Fait intéressant, la décision de la CIJ de 2012 est venue avec une réserve importante selon laquelle les conclusions de la CIJ ont été fondées sur « droit international coutumier tel qu’il se présente actuellement”. Selon Sebastian Lukic, cela doit être interprété comme une note aux États qui ont le pouvoir de façonner le droit international et de le modifier, si nécessaire.

Exécution contre les biens des oligarques russes

Les panélistes ont également discuté de la possibilité pour les créanciers de la Fédération de Russie d’appliquer les sentences arbitrales et les jugements étrangers contre les biens des oligarques russes sanctionnés. La question a été abordée en détail par James Hayton, qui a noté que les perspectives d’une telle idée étaient plutôt faibles (la présentation complète peut être consultée ici).
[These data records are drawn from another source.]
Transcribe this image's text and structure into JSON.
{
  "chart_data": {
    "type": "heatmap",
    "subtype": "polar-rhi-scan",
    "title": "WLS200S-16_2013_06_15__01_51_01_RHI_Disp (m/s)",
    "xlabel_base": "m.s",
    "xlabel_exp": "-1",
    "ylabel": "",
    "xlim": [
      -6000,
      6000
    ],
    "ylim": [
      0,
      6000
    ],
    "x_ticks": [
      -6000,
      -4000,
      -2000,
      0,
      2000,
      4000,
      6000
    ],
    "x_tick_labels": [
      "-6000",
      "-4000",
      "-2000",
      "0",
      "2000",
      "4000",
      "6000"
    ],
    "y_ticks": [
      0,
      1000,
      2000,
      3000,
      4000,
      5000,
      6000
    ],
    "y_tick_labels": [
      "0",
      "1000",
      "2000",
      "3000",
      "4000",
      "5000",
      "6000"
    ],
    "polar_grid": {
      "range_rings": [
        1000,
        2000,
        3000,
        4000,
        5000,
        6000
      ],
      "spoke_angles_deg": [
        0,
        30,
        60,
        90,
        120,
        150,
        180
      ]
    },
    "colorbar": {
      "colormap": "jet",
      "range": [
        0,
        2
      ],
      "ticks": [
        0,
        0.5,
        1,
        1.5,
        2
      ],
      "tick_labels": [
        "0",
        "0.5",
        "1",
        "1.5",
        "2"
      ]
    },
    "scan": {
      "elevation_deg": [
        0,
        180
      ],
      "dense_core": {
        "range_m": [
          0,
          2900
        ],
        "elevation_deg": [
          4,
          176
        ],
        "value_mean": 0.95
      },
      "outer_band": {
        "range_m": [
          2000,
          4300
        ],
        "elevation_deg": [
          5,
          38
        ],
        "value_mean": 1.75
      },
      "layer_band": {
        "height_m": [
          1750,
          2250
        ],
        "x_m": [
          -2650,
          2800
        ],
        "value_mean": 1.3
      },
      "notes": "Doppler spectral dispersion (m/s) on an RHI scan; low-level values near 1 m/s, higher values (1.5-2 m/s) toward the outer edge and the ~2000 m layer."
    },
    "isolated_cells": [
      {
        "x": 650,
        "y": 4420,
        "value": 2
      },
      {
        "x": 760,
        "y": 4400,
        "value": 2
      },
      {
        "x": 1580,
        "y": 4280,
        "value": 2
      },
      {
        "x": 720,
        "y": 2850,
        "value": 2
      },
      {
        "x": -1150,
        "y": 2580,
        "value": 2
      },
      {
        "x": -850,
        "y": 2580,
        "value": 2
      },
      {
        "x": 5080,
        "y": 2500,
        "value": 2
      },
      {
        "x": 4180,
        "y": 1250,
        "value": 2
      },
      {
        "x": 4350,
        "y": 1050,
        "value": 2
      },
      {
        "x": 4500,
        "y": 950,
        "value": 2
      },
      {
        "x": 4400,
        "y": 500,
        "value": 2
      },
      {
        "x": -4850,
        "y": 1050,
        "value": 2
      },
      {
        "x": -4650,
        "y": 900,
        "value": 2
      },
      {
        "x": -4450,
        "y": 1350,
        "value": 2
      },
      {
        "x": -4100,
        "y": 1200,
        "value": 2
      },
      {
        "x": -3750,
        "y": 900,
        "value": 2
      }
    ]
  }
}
Faire valoir devant un juge que les biens des oligarques russes sont la propriété effective de l’État et qu’ils sont simplement détenus par les oligarques en son nom présenterait un grand défi dans la plupart des cas. De même, à il y a un âge l’argument serait encore plus difficile, voire impossible. Par conséquent, dans l’état actuel de la loi, il n’existe aucun mécanisme juridique approprié permettant aux créanciers de la Fédération de Russie d’appliquer les sentences arbitrales et les jugements étrangers contre les actifs des oligarques russes sanctionnés.
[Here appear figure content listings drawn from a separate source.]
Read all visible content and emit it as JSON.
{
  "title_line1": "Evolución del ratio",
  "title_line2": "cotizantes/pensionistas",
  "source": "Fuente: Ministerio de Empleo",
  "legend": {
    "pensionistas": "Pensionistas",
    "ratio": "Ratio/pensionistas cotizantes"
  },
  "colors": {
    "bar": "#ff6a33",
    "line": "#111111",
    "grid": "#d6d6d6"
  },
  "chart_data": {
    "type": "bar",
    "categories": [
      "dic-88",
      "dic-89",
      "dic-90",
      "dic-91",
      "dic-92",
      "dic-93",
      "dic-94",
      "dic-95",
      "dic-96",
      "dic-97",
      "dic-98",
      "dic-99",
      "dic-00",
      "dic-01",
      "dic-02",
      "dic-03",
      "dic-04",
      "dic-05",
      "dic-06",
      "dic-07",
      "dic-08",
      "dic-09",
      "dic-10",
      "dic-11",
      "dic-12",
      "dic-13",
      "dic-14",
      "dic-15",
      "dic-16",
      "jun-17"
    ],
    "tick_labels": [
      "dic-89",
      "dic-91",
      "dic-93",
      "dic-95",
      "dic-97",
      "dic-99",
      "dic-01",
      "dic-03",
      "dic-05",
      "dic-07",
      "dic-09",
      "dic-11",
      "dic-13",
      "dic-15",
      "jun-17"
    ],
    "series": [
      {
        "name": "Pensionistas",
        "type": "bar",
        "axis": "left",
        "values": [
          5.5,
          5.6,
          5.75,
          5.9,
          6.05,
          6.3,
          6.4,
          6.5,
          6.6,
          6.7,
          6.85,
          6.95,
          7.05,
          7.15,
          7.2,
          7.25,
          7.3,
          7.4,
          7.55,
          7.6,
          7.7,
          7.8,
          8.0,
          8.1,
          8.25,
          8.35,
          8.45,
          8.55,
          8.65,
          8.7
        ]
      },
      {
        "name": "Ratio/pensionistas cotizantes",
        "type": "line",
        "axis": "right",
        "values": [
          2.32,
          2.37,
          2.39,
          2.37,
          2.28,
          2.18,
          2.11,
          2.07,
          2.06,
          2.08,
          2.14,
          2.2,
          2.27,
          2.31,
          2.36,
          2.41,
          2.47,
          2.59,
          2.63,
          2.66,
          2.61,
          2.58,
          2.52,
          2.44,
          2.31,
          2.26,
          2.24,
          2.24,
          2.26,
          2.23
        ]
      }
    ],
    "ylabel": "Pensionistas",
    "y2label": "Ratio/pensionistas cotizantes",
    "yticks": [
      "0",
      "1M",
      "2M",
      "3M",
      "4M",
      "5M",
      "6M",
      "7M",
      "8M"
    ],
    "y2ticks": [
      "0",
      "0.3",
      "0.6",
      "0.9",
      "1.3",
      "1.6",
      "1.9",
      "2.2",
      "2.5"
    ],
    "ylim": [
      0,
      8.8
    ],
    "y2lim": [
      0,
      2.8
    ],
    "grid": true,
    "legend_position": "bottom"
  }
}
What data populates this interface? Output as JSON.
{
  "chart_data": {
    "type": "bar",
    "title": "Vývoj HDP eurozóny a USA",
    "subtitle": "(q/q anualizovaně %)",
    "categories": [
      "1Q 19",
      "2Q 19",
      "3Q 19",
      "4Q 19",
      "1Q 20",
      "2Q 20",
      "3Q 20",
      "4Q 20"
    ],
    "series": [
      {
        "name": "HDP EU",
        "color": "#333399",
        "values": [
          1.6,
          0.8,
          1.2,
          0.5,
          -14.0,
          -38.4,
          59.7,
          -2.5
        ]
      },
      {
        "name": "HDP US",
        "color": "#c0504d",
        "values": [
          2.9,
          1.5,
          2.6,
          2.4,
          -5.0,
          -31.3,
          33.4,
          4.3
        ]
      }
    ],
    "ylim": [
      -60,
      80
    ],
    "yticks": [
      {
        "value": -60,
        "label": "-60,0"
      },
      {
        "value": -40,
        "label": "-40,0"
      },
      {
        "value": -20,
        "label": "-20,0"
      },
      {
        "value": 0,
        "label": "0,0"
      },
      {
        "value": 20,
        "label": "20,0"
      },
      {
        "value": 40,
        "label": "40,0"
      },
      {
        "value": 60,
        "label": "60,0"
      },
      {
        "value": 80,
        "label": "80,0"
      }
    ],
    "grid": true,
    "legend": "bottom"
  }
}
Dans le même temps, il y a déjà eu un certain nombre de propositions de réformes de la loi pour faciliter les choses pour l’Ukraine et pour le jugement et l’attribution des créanciers contre la Russie. Comme pour les questions d’immunité, cette question dépend de la volonté des États et l’on espère qu’ils trouveront une solution appropriée.

Récupération des dommages causés par l’agression de la Fédération de Russie : la perspective américaine

La session s’est terminée par un aperçu des possibilités et des défis pour le recouvrement des dommages causés par l’agression russe en Ukraine du point de vue américain présenté par Gene M. Burd (la présentation complète peut être trouvée ici). En particulier, il a décrit les dispositions de la Foreign Sovereign Immunities Act concernant les exceptions d’immunité. Il a également évoqué l’impact des sanctions imposées par les États-Unis avant de poursuivre en expliquant comment divers outils (tels que le Torture Victims Protection Actle statut de la responsabilité civile extraterrestreles affaires iraniennes, etc.) pourraient être utilisées comme motif juridique de recouvrement aux États-Unis.

Tous les panélistes ont noté que les questions d’application contre la Fédération de Russie, en particulier à la lumière de ses actes répréhensibles en Ukraine, nécessitent un débat public sérieux et que les conférences d’arbitrage telles que KAD devraient être utilisées comme plate-forme pour un tel débat.

* Note de fin : les contributeurs ont représenté les actionnaires majoritaires de l’ancienne société pétrolière Yukos dans la procédure d’exécution discutée dans l’article.